One day the pair argued over New Zealand weightlifter Laurel Hubbard – the first openly transgender woman to compete in the Olympic Games – when Hutchinson found out Andres was also transgender.
‘I had no idea he was a man. I refused to compete against him,’ she said.
She said Andres competing has caused unequal playing field in her sport, with others who share the same view protesting at their events, or not participating at all.
‘Andres was taking away podium spots and basically getting records, that shouldn’t be.
‘It just doesn’t give women a fair chance at sport, it’s not an even playing field. Why spend money on federations or a sport when you’re just set up to fail or to lose, when there’s just so many physical advantages that a man has?
‘There’s a reason why men why sports have men and women categories. We do deserve like fair sports and to have men in our in our sport. I mean, it’s, it’s not fair.
‘There’s a reason why there’s, Paralympics, there’s different categories – men’s, women’s, weight classes.’
For more than a year, Hutchinson has been writing letters and trying to have her voice heard.
She’s been working with the the IPF over the past six months, hoping to see change.
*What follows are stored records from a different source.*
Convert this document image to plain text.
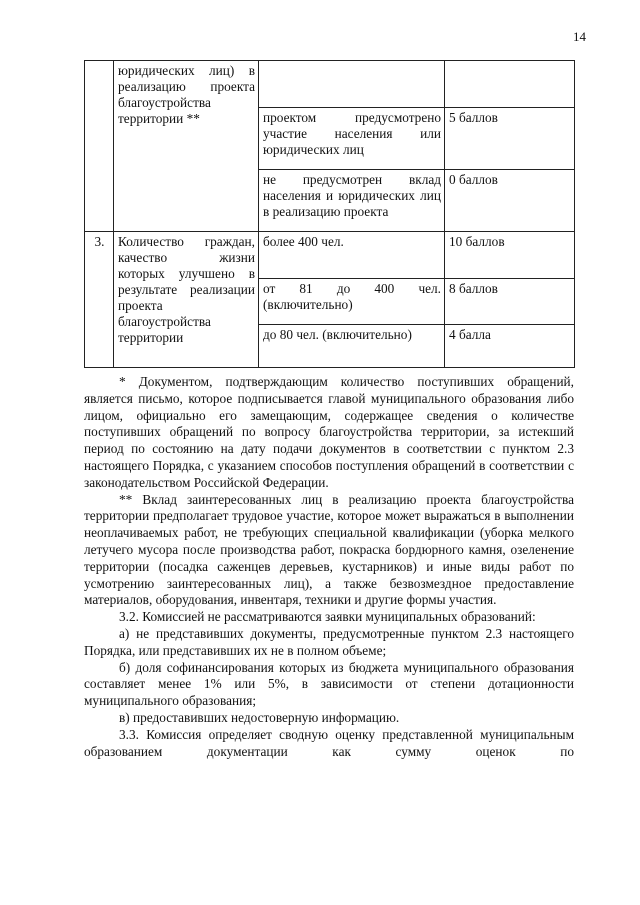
14
	юридических лиц) в реализацию проекта благоустройства территории **		
		проектом предусмотрено участие населения или юридических лиц	5 баллов
		не предусмотрен вклад населения и юридических лиц в реализацию проекта	0 баллов
3.	Количество граждан, качество жизни которых улучшено в результате реализации проекта благоустройства территории	более 400 чел.	10 баллов
		от 81 до 400 чел. (включительно)	8 баллов
		до 80 чел. (включительно)	4 балла

* Документом, подтверждающим количество поступивших обращений, является письмо, которое подписывается главой муниципального образования либо лицом, официально его замещающим, содержащее сведения о количестве поступивших обращений по вопросу благоустройства территории, за истекший период по состоянию на дату подачи документов в соответствии с пунктом 2.3 настоящего Порядка, с указанием способов поступления обращений в соответствии с законодательством Российской Федерации.

** Вклад заинтересованных лиц в реализацию проекта благоустройства территории предполагает трудовое участие, которое может выражаться в выполнении неоплачиваемых работ, не требующих специальной квалификации (уборка мелкого летучего мусора после производства работ, покраска бордюрного камня, озеленение территории (посадка саженцев деревьев, кустарников) и иные виды работ по усмотрению заинтересованных лиц), а также безвозмездное предоставление материалов, оборудования, инвентаря, техники и другие формы участия.

3.2. Комиссией не рассматриваются заявки муниципальных образований:

а) не представивших документы, предусмотренные пунктом 2.3 настоящего Порядка, или представивших их не в полном объеме;

б) доля софинансирования которых из бюджета муниципального образования составляет менее 1% или 5%, в зависимости от степени дотационности муниципального образования;

в) предоставивших недостоверную информацию.

3.3. Комиссия определяет сводную оценку представленной муниципальным образованием документации как сумму оценок по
‘I do believe that transgender athletes should have a place to lift – they just need a separate category, they need to be in their own division,’ she said.
‘It has to be on a fair playing field. I was just in tears when I found out. I’ve lost so much sleep over the last two years knowing that there was a man competing in my federation.
‘When I first came out with this fight, I felt so alone, I had so much anxiety and fear. It’s incredible what speaking up can do. So many people are afraid and shouldn’t be.’
Last week, Hutchinson laid bare her feelings about feelings of about Andres competing in a local competition, taking out the top spot.
‘A smirking 6’2″ Anne Andres stepped on the podium at the Canadian Powerlifting Union’s women’s regional championship earlier this August to claim the gold medal.
‘What was so funny, I’ll never know. But certainly, women are being treated like a joke.
‘Andres, a trans person, lifted 1,327lbs, calculated from the combined weight of three lifts: squat, bench and deadlift, and beat the closest competition by a whopping 470lbs.
‘The top 20 men’s competitors lift over 2,000lbs. If Andres competed against them, Andres wouldn’t even rank in the top 6,000.
‘But Andres’ deadlift was the second highest in women’s weightlifting history. It doubly was shocking because athletes setting records in my sport are in their 20s and early 30s.’
Now Hutchinson hopes the work she’d done campaigning will pay off, saying: ‘This means more to me than any medal I could ever earn. This is actually probably my biggest achievement in life is to be able to change this policy.
‘I have two nieces that I want to protect, and they’re six years old.
‘When they grow up, they’re gonna have a fair and safe sports for girls and women.’